La fédération des fonctionnaires de Force ouvrière (FGF FO) représente l’ensemble des fonctionnaires d’Etat à l’exception des hospitaliers et des territoriaux. La fédération a tenu son congrès à  Arras du 13 au 17 mars, sur le mot d’ordre « défendre le service public ».

Ce congrès, réunissant quelques 300 délégués, est placé dans un contexte particulier, à quelques semaines des élections présidentielles. Comme c’est le cas à chaque élection, FO ne donnera aucune consigne de vote, ni au premier ni au second tour, quels que soient les candidats en lice. Mais les inquiétudes étaient vives notamment en rapport à la volonté de réduction des effectifs réclamés par certains candidats.

Dans la Voix du Nord, le secrétaire général de la fédération, Christian Grolier a résumé les principales revendication de Fo dans la Fonction publique : «  Les revendications porteront d’abord sur la défense du statut des fonctionnaires. Il souffre d’une image péjorative : celle d’une sécurité de l’ emploi . Or, un fonctionnaire peut être révoqué et il lui est interdit de faire un second boulot (sauf dérogation) pour compléter son salaire.

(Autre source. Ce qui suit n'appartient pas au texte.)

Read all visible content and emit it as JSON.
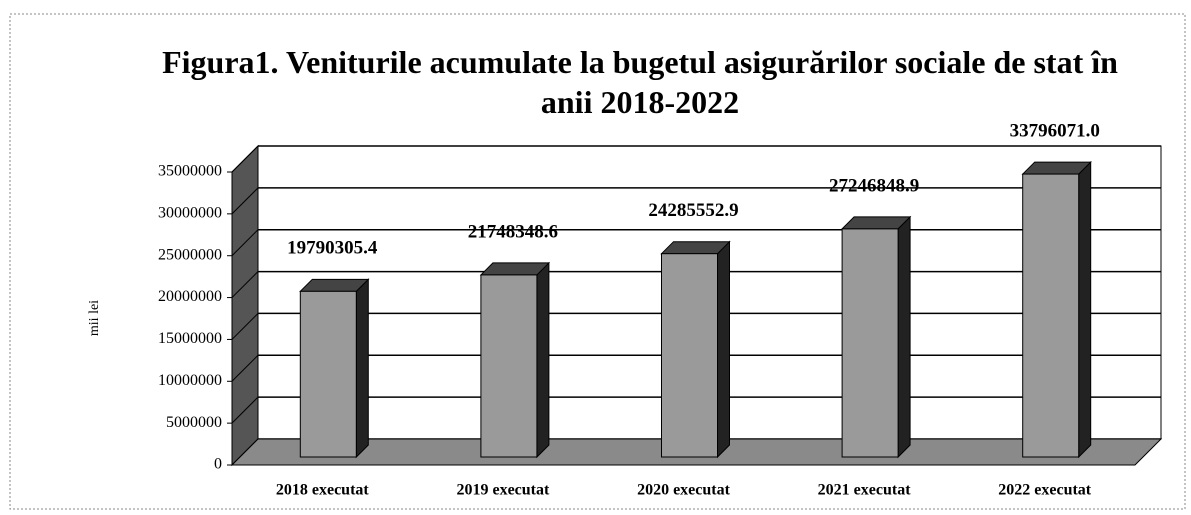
{
  "chart_data": {
    "type": "bar3d",
    "title": "Figura1. Veniturile acumulate la bugetul asigurărilor sociale de stat  în anii 2018-2022",
    "y_axis_label": "mii lei",
    "categories": [
      "2018 executat",
      "2019 executat",
      "2020 executat",
      "2021 executat",
      "2022 executat"
    ],
    "values": [
      19790305.4,
      21748348.6,
      24285552.9,
      27246848.9,
      33796071.0
    ],
    "value_labels": [
      "19790305.4",
      "21748348.6",
      "24285552.9",
      "27246848.9",
      "33796071.0"
    ],
    "color": "#9a9a9a",
    "ylim": [
      0,
      35000000
    ],
    "yticks": [
      0,
      5000000,
      10000000,
      15000000,
      20000000,
      25000000,
      30000000,
      35000000
    ],
    "grid": true
  }
}
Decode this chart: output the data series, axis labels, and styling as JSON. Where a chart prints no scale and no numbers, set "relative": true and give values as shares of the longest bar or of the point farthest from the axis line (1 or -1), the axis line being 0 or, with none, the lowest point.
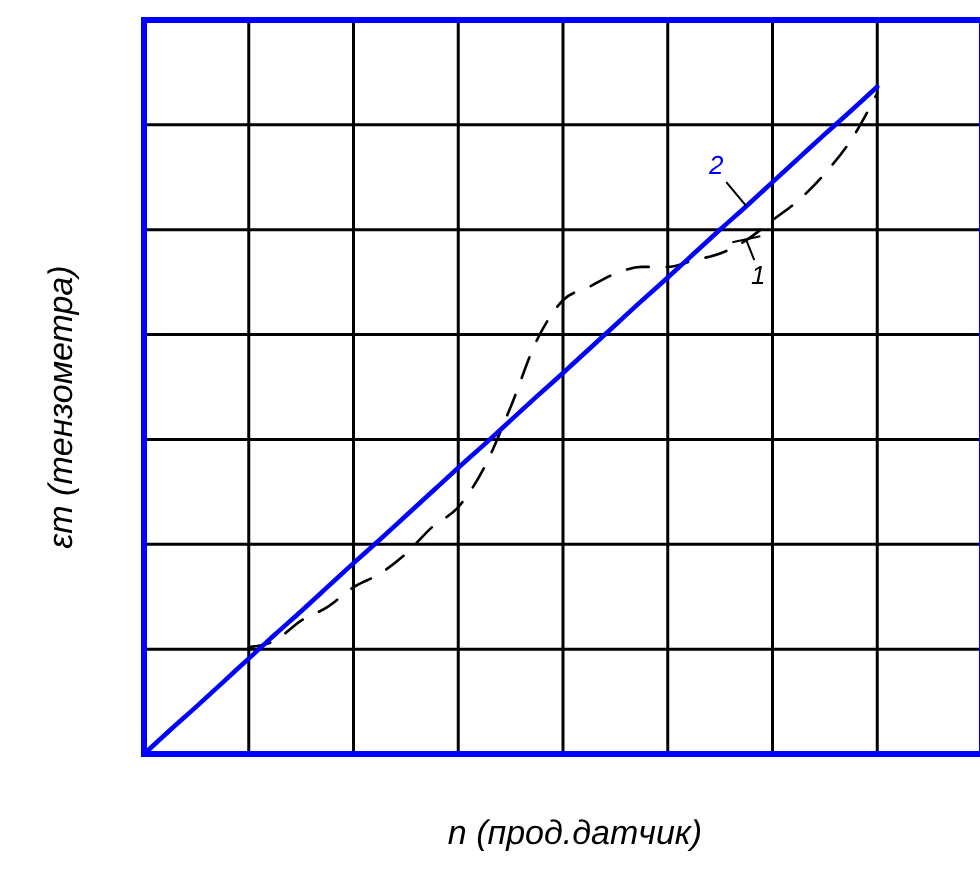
{
  "chart_data": {
    "type": "line",
    "xlabel": "n (прод.датчик)",
    "ylabel": "εт (тензометра)",
    "relative": true,
    "grid": true,
    "categories": [
      null,
      null,
      null,
      null,
      null,
      null,
      null,
      null,
      null,
      null,
      null,
      null,
      null,
      null,
      null,
      null,
      null,
      null,
      null,
      null,
      null,
      null,
      null,
      null,
      null,
      null,
      null,
      null,
      null,
      null,
      null,
      null,
      null
    ],
    "series": [
      {
        "name": "1",
        "color": "#000000",
        "line_style": "dashed",
        "values": [
          null,
          null,
          null,
          null,
          0.16,
          0.17,
          0.2,
          0.22,
          0.25,
          0.27,
          0.3,
          0.34,
          0.37,
          0.43,
          0.52,
          0.62,
          0.68,
          0.7,
          0.72,
          0.73,
          0.73,
          0.74,
          0.75,
          0.77,
          0.8,
          0.83,
          0.87,
          0.92,
          0.99,
          null,
          null,
          null,
          null
        ]
      },
      {
        "name": "2",
        "color": "#0000ff",
        "line_style": "solid",
        "values": [
          0,
          0.036,
          0.071,
          0.107,
          0.143,
          0.179,
          0.214,
          0.25,
          0.286,
          0.321,
          0.357,
          0.393,
          0.429,
          0.464,
          0.5,
          0.536,
          0.571,
          0.607,
          0.643,
          0.679,
          0.714,
          0.75,
          0.786,
          0.821,
          0.857,
          0.893,
          0.929,
          0.964,
          1,
          null,
          null,
          null,
          null
        ]
      }
    ]
  }
}
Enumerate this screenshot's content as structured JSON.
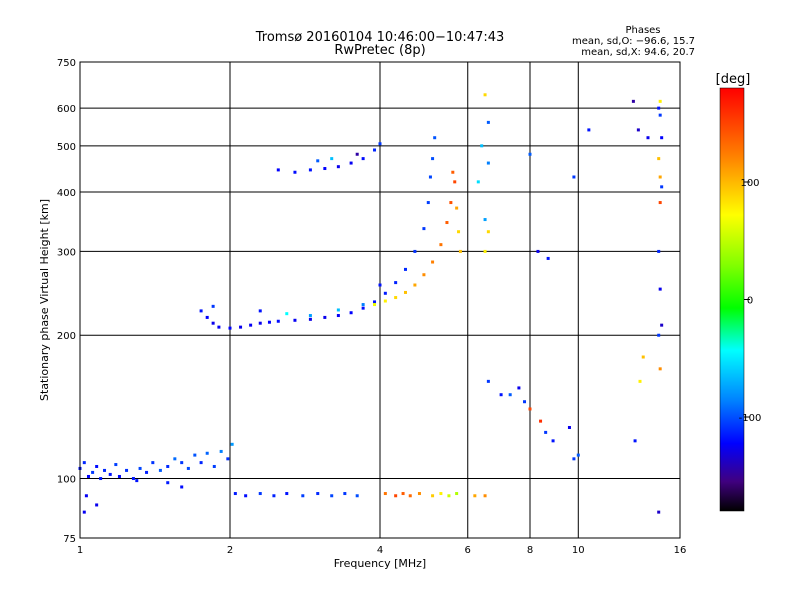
{
  "chart_data": {
    "type": "scatter",
    "title": "Tromsø 20160104 10:46:00−10:47:43",
    "subtitle": "RwPretec (8p)",
    "xlabel": "Frequency [MHz]",
    "ylabel": "Stationary phase Virtual Height [km]",
    "x_scale": "log",
    "y_scale": "log",
    "xlim": [
      1,
      16
    ],
    "ylim": [
      75,
      750
    ],
    "x_ticks": [
      1,
      2,
      4,
      6,
      8,
      10,
      16
    ],
    "x_ticklabels": [
      "1",
      "2",
      "4",
      "6",
      "8",
      "10",
      "16"
    ],
    "y_ticks": [
      75,
      100,
      200,
      300,
      400,
      500,
      600,
      750
    ],
    "y_ticklabels": [
      "75",
      "100",
      "200",
      "300",
      "400",
      "500",
      "600",
      "750"
    ],
    "grid": true,
    "phases": {
      "heading": "Phases",
      "line_o": "mean, sd,O: −96.6, 15.7",
      "line_x": "mean, sd,X:  94.6, 20.7"
    },
    "colorbar": {
      "label": "[deg]",
      "range": [
        -180,
        180
      ],
      "ticks": [
        100,
        0,
        -100
      ],
      "ticklabels": [
        "100",
        "0",
        "-100"
      ]
    },
    "series": [
      {
        "points": [
          [
            1.0,
            105,
            -110
          ],
          [
            1.02,
            108,
            -105
          ],
          [
            1.04,
            101,
            -115
          ],
          [
            1.06,
            103,
            -100
          ],
          [
            1.08,
            106,
            -112
          ],
          [
            1.1,
            100,
            -108
          ],
          [
            1.12,
            104,
            -104
          ],
          [
            1.15,
            102,
            -110
          ],
          [
            1.18,
            107,
            -98
          ],
          [
            1.2,
            101,
            -113
          ],
          [
            1.24,
            104,
            -102
          ],
          [
            1.28,
            100,
            -109
          ],
          [
            1.32,
            105,
            -96
          ],
          [
            1.36,
            103,
            -107
          ],
          [
            1.4,
            108,
            -101
          ],
          [
            1.45,
            104,
            -90
          ],
          [
            1.5,
            106,
            -104
          ],
          [
            1.55,
            110,
            -86
          ],
          [
            1.6,
            108,
            -100
          ],
          [
            1.65,
            105,
            -95
          ],
          [
            1.7,
            112,
            -92
          ],
          [
            1.75,
            108,
            -105
          ],
          [
            1.8,
            113,
            -88
          ],
          [
            1.86,
            106,
            -98
          ],
          [
            1.92,
            114,
            -80
          ],
          [
            1.98,
            110,
            -102
          ],
          [
            2.02,
            118,
            -72
          ],
          [
            1.03,
            92,
            -118
          ],
          [
            1.08,
            88,
            -120
          ],
          [
            1.02,
            85,
            -118
          ],
          [
            1.3,
            99,
            -110
          ],
          [
            1.5,
            98,
            -108
          ],
          [
            1.6,
            96,
            -112
          ]
        ]
      },
      {
        "points": [
          [
            2.05,
            93,
            -108
          ],
          [
            2.15,
            92,
            -112
          ],
          [
            2.3,
            93,
            -100
          ],
          [
            2.45,
            92,
            -106
          ],
          [
            2.6,
            93,
            -110
          ],
          [
            2.8,
            92,
            -98
          ],
          [
            3.0,
            93,
            -104
          ],
          [
            3.2,
            92,
            -96
          ],
          [
            3.4,
            93,
            -100
          ],
          [
            3.6,
            92,
            -94
          ],
          [
            4.1,
            93,
            130
          ],
          [
            4.3,
            92,
            150
          ],
          [
            4.45,
            93,
            140
          ],
          [
            4.6,
            92,
            135
          ],
          [
            4.8,
            93,
            120
          ],
          [
            5.1,
            92,
            95
          ],
          [
            5.3,
            93,
            80
          ],
          [
            5.5,
            92,
            60
          ],
          [
            5.7,
            93,
            50
          ],
          [
            6.2,
            92,
            110
          ],
          [
            6.5,
            92,
            120
          ]
        ]
      },
      {
        "points": [
          [
            1.75,
            225,
            -110
          ],
          [
            1.8,
            218,
            -115
          ],
          [
            1.85,
            212,
            -120
          ],
          [
            1.9,
            208,
            -118
          ],
          [
            2.0,
            207,
            -115
          ],
          [
            2.1,
            208,
            -120
          ],
          [
            2.2,
            210,
            -118
          ],
          [
            2.3,
            212,
            -120
          ],
          [
            2.4,
            213,
            -115
          ],
          [
            2.5,
            214,
            -112
          ],
          [
            2.7,
            215,
            -118
          ],
          [
            2.9,
            216,
            -122
          ],
          [
            3.1,
            218,
            -120
          ],
          [
            3.3,
            220,
            -118
          ],
          [
            3.5,
            223,
            -115
          ],
          [
            3.7,
            228,
            -112
          ],
          [
            3.9,
            235,
            -110
          ],
          [
            4.1,
            245,
            -108
          ],
          [
            4.3,
            258,
            -106
          ],
          [
            4.5,
            275,
            -104
          ],
          [
            4.7,
            300,
            -102
          ],
          [
            4.9,
            335,
            -100
          ],
          [
            5.0,
            380,
            -98
          ],
          [
            5.05,
            430,
            -96
          ],
          [
            5.1,
            470,
            -94
          ],
          [
            5.15,
            520,
            -92
          ],
          [
            1.85,
            230,
            -100
          ],
          [
            2.3,
            225,
            -110
          ],
          [
            2.6,
            222,
            -40
          ],
          [
            2.9,
            220,
            -70
          ],
          [
            3.3,
            226,
            -60
          ],
          [
            3.7,
            232,
            -80
          ],
          [
            4.0,
            255,
            -110
          ]
        ]
      },
      {
        "points": [
          [
            2.5,
            445,
            -115
          ],
          [
            2.7,
            440,
            -112
          ],
          [
            2.9,
            445,
            -110
          ],
          [
            3.1,
            448,
            -115
          ],
          [
            3.3,
            452,
            -120
          ],
          [
            3.5,
            460,
            -118
          ],
          [
            3.7,
            470,
            -112
          ],
          [
            3.9,
            490,
            -105
          ],
          [
            4.0,
            505,
            -100
          ],
          [
            3.0,
            465,
            -90
          ],
          [
            3.2,
            470,
            -60
          ],
          [
            3.6,
            480,
            -140
          ]
        ]
      },
      {
        "points": [
          [
            3.9,
            232,
            70
          ],
          [
            4.1,
            236,
            80
          ],
          [
            4.3,
            240,
            90
          ],
          [
            4.5,
            246,
            100
          ],
          [
            4.7,
            255,
            110
          ],
          [
            4.9,
            268,
            120
          ],
          [
            5.1,
            285,
            125
          ],
          [
            5.3,
            310,
            130
          ],
          [
            5.45,
            345,
            140
          ],
          [
            5.55,
            380,
            145
          ],
          [
            5.65,
            420,
            150
          ],
          [
            5.6,
            440,
            140
          ],
          [
            5.75,
            330,
            90
          ],
          [
            5.8,
            300,
            100
          ],
          [
            5.7,
            370,
            110
          ],
          [
            6.5,
            300,
            80
          ],
          [
            6.6,
            330,
            90
          ]
        ]
      },
      {
        "points": [
          [
            6.6,
            160,
            -100
          ],
          [
            7.0,
            150,
            -110
          ],
          [
            7.3,
            150,
            -90
          ],
          [
            7.6,
            155,
            -120
          ],
          [
            7.8,
            145,
            -100
          ],
          [
            8.0,
            140,
            150
          ],
          [
            8.4,
            132,
            160
          ],
          [
            8.6,
            125,
            -100
          ],
          [
            8.9,
            120,
            -110
          ],
          [
            9.6,
            128,
            -120
          ],
          [
            9.8,
            110,
            -100
          ],
          [
            10.0,
            112,
            -90
          ],
          [
            8.3,
            300,
            -120
          ],
          [
            8.7,
            290,
            -110
          ],
          [
            9.8,
            430,
            -100
          ],
          [
            8.0,
            480,
            -90
          ],
          [
            10.5,
            540,
            -110
          ],
          [
            13.2,
            540,
            -130
          ],
          [
            13.8,
            520,
            -120
          ],
          [
            14.5,
            600,
            -110
          ],
          [
            14.6,
            580,
            -100
          ],
          [
            14.7,
            520,
            -115
          ],
          [
            14.5,
            470,
            100
          ],
          [
            14.6,
            430,
            110
          ],
          [
            14.7,
            410,
            -100
          ],
          [
            14.6,
            380,
            150
          ],
          [
            14.5,
            300,
            -105
          ],
          [
            14.6,
            250,
            -120
          ],
          [
            14.7,
            210,
            -130
          ],
          [
            14.5,
            200,
            -100
          ],
          [
            13.5,
            180,
            100
          ],
          [
            13.3,
            160,
            80
          ],
          [
            13.0,
            120,
            -110
          ],
          [
            14.6,
            170,
            120
          ],
          [
            14.5,
            85,
            -130
          ],
          [
            14.6,
            620,
            80
          ],
          [
            6.4,
            500,
            -60
          ],
          [
            6.6,
            460,
            -80
          ],
          [
            6.3,
            420,
            -50
          ],
          [
            6.5,
            350,
            -70
          ],
          [
            6.6,
            560,
            -90
          ],
          [
            6.5,
            640,
            90
          ],
          [
            12.9,
            620,
            -140
          ]
        ]
      }
    ]
  }
}
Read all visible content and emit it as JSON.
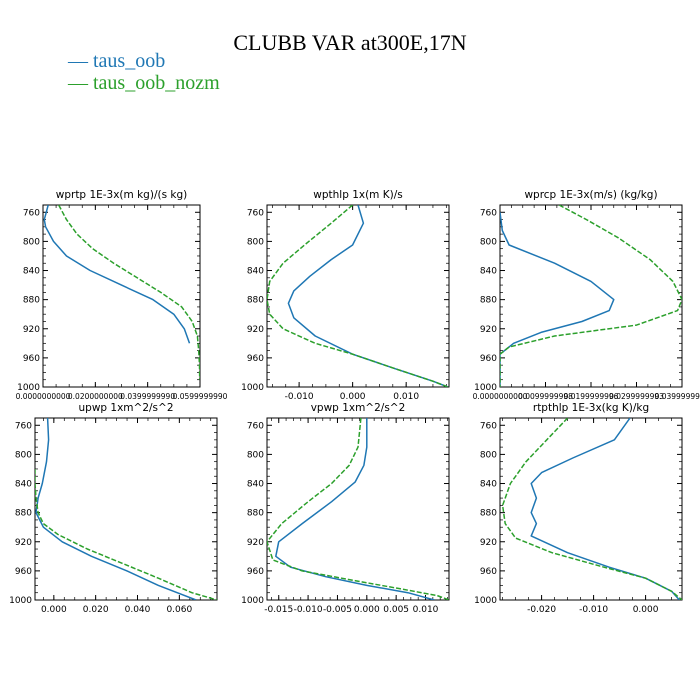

Il faut garantir l’égalité des droits des usagers et des agents. Défendre la fonction publique, c’est défendre la République . Après deux ans de négos, les avancées sur les carrières des fonctionnaires sont très loin de ce qu’on attendait. Il faut défendre l’attractivité du fonctionnariat. On embauche actuellement des jeunes surdiplômés, légèrement au-dessus du SMIC. Ce n’est pas normal. Autre point, le service public de proximité. Il semble que l’on prenne enfin conscience de ce manque après les fermetures des bureaux de poste, des trésoreries … On revient à des maisons de services au public. Nous soutenons cette démarche mais nous restons attentifs aux choix qui sont faits. On ne doit pas tout mélanger… Ni galvauder le statut et la fonction. », conclut le secrétaire fédéral.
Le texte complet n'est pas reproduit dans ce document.